A. AMT, EITC & Miscellaneous Indexed Items

  • AMT exemption amounts for 2025 are higher again (roughly $137,000 MFJ; $88,100 single/HOH; $68,500 MFS). 
  • EITC, Saver’s Credit, education credits, and numerous thresholds (e.g., education-loan interest phaseouts) all got the usual inflation tweaks—no major structural overhaul for 2025. 
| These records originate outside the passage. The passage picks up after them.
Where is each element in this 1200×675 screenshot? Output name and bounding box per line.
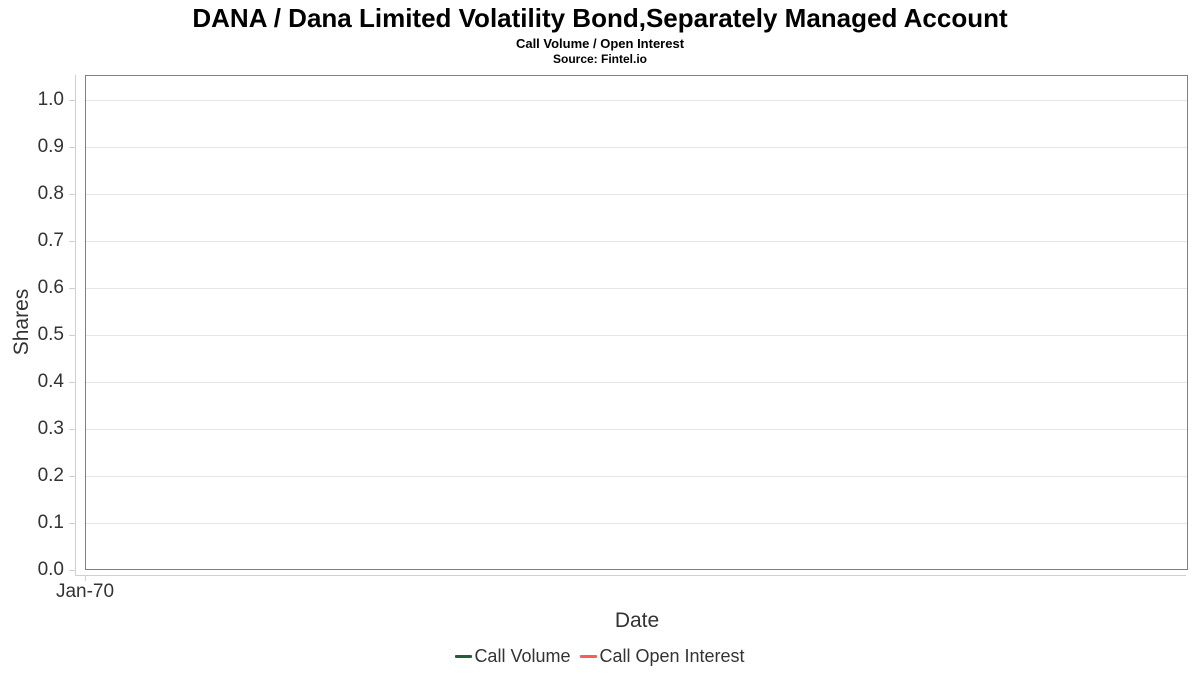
- y-tick-label: 0.2: [37, 465, 64, 487]
- y-tick-label: 0.9: [37, 136, 64, 158]
- y-axis-title: Shares: [10, 288, 33, 356]
- gridline: [86, 476, 1187, 477]
- legend-line-marker-icon: [580, 655, 598, 659]
- legend: Call Volume Call Open Interest: [0, 646, 1200, 668]
- y-tick-mark: [69, 570, 75, 571]
- y-tick-mark: [69, 476, 75, 477]
- y-tick-label: 0.5: [37, 324, 64, 346]
- x-tick-label: Jan-70: [55, 581, 115, 602]
- y-tick-label: 0.3: [37, 418, 64, 440]
- y-tick-mark: [69, 429, 75, 430]
- gridline: [86, 147, 1187, 148]
- x-axis-title: Date: [614, 609, 660, 632]
- legend-item-call-open-interest[interactable]: Call Open Interest: [580, 646, 745, 668]
- gridline: [86, 100, 1187, 101]
- plot-area: [85, 75, 1188, 570]
- y-tick-label: 0.8: [37, 183, 64, 205]
- legend-line-marker-icon: [455, 655, 473, 659]
- gridline: [86, 241, 1187, 242]
- gridline: [86, 523, 1187, 524]
- gridline: [86, 194, 1187, 195]
- y-tick-label: 0.0: [37, 559, 64, 581]
- y-tick-mark: [69, 288, 75, 289]
- legend-label: Call Volume: [474, 646, 571, 666]
- chart-source: Source: Fintel.io: [552, 52, 647, 66]
- y-tick-mark: [69, 194, 75, 195]
- legend-label: Call Open Interest: [599, 646, 745, 666]
- y-tick-label: 0.7: [37, 230, 64, 252]
- chart-title: DANA / Dana Limited Volatility Bond,Sepa…: [192, 3, 1008, 33]
- y-tick-label: 1.0: [37, 89, 64, 111]
- y-axis-line: [75, 75, 76, 576]
- y-tick-mark: [69, 241, 75, 242]
- legend-item-call-volume[interactable]: Call Volume: [455, 646, 570, 668]
- x-tick-mark: [85, 575, 86, 581]
- gridline: [86, 288, 1187, 289]
- y-tick-mark: [69, 382, 75, 383]
- y-tick-label: 0.1: [37, 512, 64, 534]
- gridline: [86, 335, 1187, 336]
- gridline: [86, 429, 1187, 430]
- y-tick-label: 0.6: [37, 277, 64, 299]
- y-tick-mark: [69, 147, 75, 148]
- y-tick-mark: [69, 335, 75, 336]
- x-axis-line: [75, 575, 1186, 576]
- y-tick-label: 0.4: [37, 371, 64, 393]
- chart-subtitle: Call Volume / Open Interest: [515, 36, 685, 51]
- gridline: [86, 382, 1187, 383]
- y-tick-mark: [69, 100, 75, 101]
- y-tick-mark: [69, 523, 75, 524]
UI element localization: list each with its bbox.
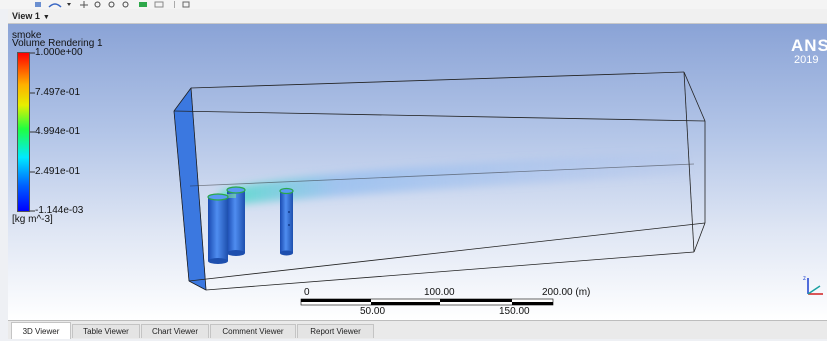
pan-icon[interactable] [80,1,88,8]
view-selector[interactable]: View 1 ▼ [12,10,50,24]
domain-box [173,71,706,291]
fit-view-icon[interactable] [138,1,148,8]
legend-tick: 7.497e-01 [35,87,81,98]
dropdown-arrow-icon[interactable] [66,1,72,8]
layout-icon[interactable] [154,1,164,8]
tab-chart-viewer[interactable]: Chart Viewer [141,324,209,338]
tab-3d-viewer[interactable]: 3D Viewer [11,322,71,339]
toolbar-separator [174,1,175,8]
tab-comment-viewer[interactable]: Comment Viewer [210,324,296,338]
scale-label: 100.00 [424,287,455,298]
tab-table-viewer[interactable]: Table Viewer [72,324,140,338]
zoom-out-icon[interactable] [108,1,116,8]
scale-label: 0 [304,287,310,298]
legend-tick: 4.994e-01 [35,126,81,137]
scale-label: 50.00 [360,306,386,317]
zoom-in-icon[interactable] [94,1,102,8]
chimney-cylinders [207,186,294,264]
viewer-tabs: 3D Viewer Table Viewer Chart Viewer Comm… [8,320,827,339]
ansys-version: 2019 [794,54,819,66]
3d-viewport[interactable]: z smoke Volume Rendering 1 1.000e+00 7.4… [8,24,827,320]
scale-label: 200.00 (m) [542,287,591,298]
select-icon[interactable] [34,1,42,8]
color-legend-bar [17,52,30,212]
legend-unit: [kg m^-3] [12,214,53,225]
rotate-icon[interactable] [48,1,62,8]
view-selector-label: View 1 [12,11,40,21]
legend-variable: smoke [12,30,42,41]
ansys-logo: ANSYS [791,36,827,55]
inlet-wall [173,87,207,291]
legend-tick: 1.000e+00 [35,47,83,58]
toolbar [0,0,827,9]
smoke-plume [220,152,688,206]
legend-tick: 2.491e-01 [35,166,81,177]
scale-label: 150.00 [499,306,530,317]
tab-report-viewer[interactable]: Report Viewer [297,324,374,338]
zoom-box-icon[interactable] [122,1,130,8]
chevron-down-icon: ▼ [42,14,50,21]
svg-text:z: z [803,276,806,282]
legend-tick: -1.144e-03 [35,205,84,216]
legend-title: Volume Rendering 1 [12,38,103,49]
viewport-header: View 1 ▼ [8,9,827,24]
axis-triad-icon [807,278,823,295]
window-icon[interactable] [182,1,190,8]
scale-bar [300,298,554,306]
scene-graphics: z [30,52,823,306]
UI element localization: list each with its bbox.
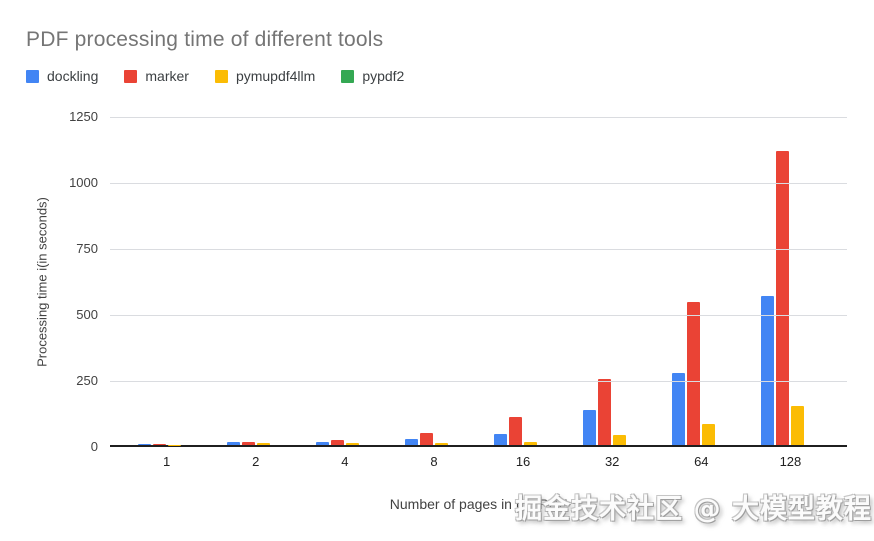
gridline-250 [110,381,847,382]
x-axis-tick-labels: 1 2 4 8 16 32 64 128 [110,454,847,469]
bar-dockling-64 [672,372,686,445]
bar-marker-64 [687,302,701,445]
legend-swatch-icon [341,69,355,83]
bar-pymupdf4llm-2 [256,443,270,445]
bar-pymupdf4llm-4 [345,443,359,445]
legend-item-pymupdf4llm: pymupdf4llm [214,68,316,84]
legend-item-dockling: dockling [26,68,98,84]
bar-group-32 [568,117,657,445]
bar-group-128 [746,117,835,445]
gridline-500 [110,315,847,316]
legend-label: marker [145,68,189,84]
bar-groups [110,117,847,445]
bar-group-2 [211,117,300,445]
bar-dockling-8 [404,439,418,445]
x-tick-label-128: 128 [779,454,802,469]
plot-area [110,117,847,447]
legend-swatch-icon [214,69,228,83]
y-tick-label-500: 500 [76,307,98,322]
x-tick-label-4: 4 [341,454,349,469]
bar-pymupdf4llm-8 [434,442,448,445]
x-axis-title: Number of pages in the PDF [389,496,568,512]
legend: dockling marker pymupdf4llm pypdf2 [26,68,404,84]
y-axis-title: Processing time i(in seconds) [34,197,50,367]
bar-group-64 [657,117,746,445]
legend-item-pypdf2: pypdf2 [341,68,404,84]
bar-group-8 [389,117,478,445]
bar-group-1 [122,117,211,445]
bar-dockling-2 [226,442,240,445]
y-tick-label-750: 750 [76,241,98,256]
legend-swatch-icon [26,69,39,83]
bar-marker-16 [509,416,523,445]
y-tick-label-1250: 1250 [69,109,98,124]
x-tick-label-2: 2 [252,454,260,469]
bar-pymupdf4llm-64 [702,423,716,445]
bar-pymupdf4llm-16 [524,442,538,445]
bar-marker-1 [152,444,166,445]
y-tick-label-1000: 1000 [69,175,98,190]
legend-item-marker: marker [124,68,189,84]
gridline-1000 [110,183,847,184]
x-tick-label-1: 1 [162,454,171,469]
bar-marker-4 [330,439,344,445]
x-tick-label-8: 8 [430,454,438,469]
bar-group-16 [479,117,568,445]
y-tick-label-0: 0 [90,439,98,454]
chart-title: PDF processing time of different tools [26,28,384,51]
x-tick-label-32: 32 [604,454,620,469]
bar-dockling-4 [315,441,329,445]
bar-dockling-128 [761,296,775,445]
bar-dockling-16 [494,433,508,445]
bar-dockling-1 [137,443,151,445]
legend-label: pypdf2 [362,68,405,84]
bar-marker-2 [241,441,255,445]
legend-label: pymupdf4llm [235,68,316,84]
bar-pymupdf4llm-32 [613,434,627,445]
bar-marker-32 [598,379,612,445]
legend-swatch-icon [124,69,138,83]
y-tick-label-250: 250 [76,373,98,388]
gridline-1250 [110,117,847,118]
x-tick-label-16: 16 [515,454,531,469]
bar-marker-128 [776,151,790,445]
bar-marker-8 [419,432,433,445]
bar-group-4 [300,117,389,445]
bar-pymupdf4llm-128 [791,405,805,445]
bar-dockling-32 [583,410,597,445]
watermark: 掘金技术社区 @ 大模型教程 [515,494,872,525]
legend-label: dockling [47,68,99,84]
gridline-750 [110,249,847,250]
x-tick-label-64: 64 [694,454,709,469]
B. Opportunity Zones in Rural Areas

  • OBBB reduces the “substantial improvement” threshold from 100% to 50% of basis for property in qualified rural Opportunity Zones—important for rural development projects. 

 

C. IRS Guidance & Transitional Relief

  • 2025 sees penalty relief for:
    • New information reporting on tips and overtime
    • New reporting of car loan interest by lenders. 
  • IRS updated withholding guidance and Publication 505 for 2025 to reflect the new standard deduction, CTC, and tip/overtime rules. 

 

VI. Planning Angles for 2025

 

  1. If you’re 65+
    • Make sure we claim all three layers:
      • Base standard deduction
      • Existing age/blind add-on
      • New $6,000 senior deduction (if under income limits)
    • Consider managing Roth conversions, RMD timing, and gains to stay under the senior deduction phase-out thresholds.
  2. If you earn tips or a lot of overtime (service, hospitality, trades)
    • Track tips and overtime separately:
      • We can often deduct up to $25k of tips and up to $12.5k/$25k of overtime premium (subject to income limits) above the line.
    • Keep good records; W-2s and payroll systems won’t fully separate this yet.
  3. If you have kids
    • Expect a slightly bigger Child Tax Credit ($2,200 per child) and potentially higher refunds via the Additional CTC.
    • For new or expected children, consider:
      • Trump Accounts as a long-term savings vehicle.
      • Coordination with 529s and updated adoption credit rules where applicable.
  4. If you’re a homeowner in a high-tax state
    • With the SALT cap at $40,000, many clients should re-evaluate itemizing vs standard.
    • Consider:
      • Prepaying 2026 property taxes in late 2025 if within the higher cap and you’ll itemize this year.
      • Bundling charitable giving in 2025 versus 2026 depending on itemizing expectations and upcoming new non-itemizer charitable deduction rules (those kick in 2026). 

 

  1. If you run a business or own rentals
    • Plan purchases of equipment, vehicles, and production assets to maximize 100% bonus and §179—but be smart about AMT and state rules.
    • For losses:
      • Understand that excess business loss limits are permanent; huge losses may not fully offset other income in a single year and will roll as NOLs.
    • For 2026 and later:
      • Check whether your QBI will meet the new $1,000 minimum and how the new rules impact your pass-through structure.

 

 

VII. What This Outline Does Not Cover

This summary focuses on federal individual and small-business income-tax changes for 2025 that are most likely to affect households, small businesses, and real-estate investors. It does not comprehensively cover:

  • Large-corporate, international, or sector-specific provisions
  • Non-tax spending cuts (Medicaid, SNAP, etc.)
  • State and local tax law changes

All rules are current as of December 1, 2025, and may be modified by later IRS guidance or additional legislation.

 

The First Form 1040 - 1913

 

This is the original Form 1040, first introduced in 1913. The entire return—including instructions—

was just four pages long and was used for both

 individual and business income. Fast forward to today, and the tax code has

 grown into a maze of more than 800 forms and schedules. 

Same goal, very different level of complexity.

Times have definitely changed—taxes didn’t get simpler, they got a filing cabinet.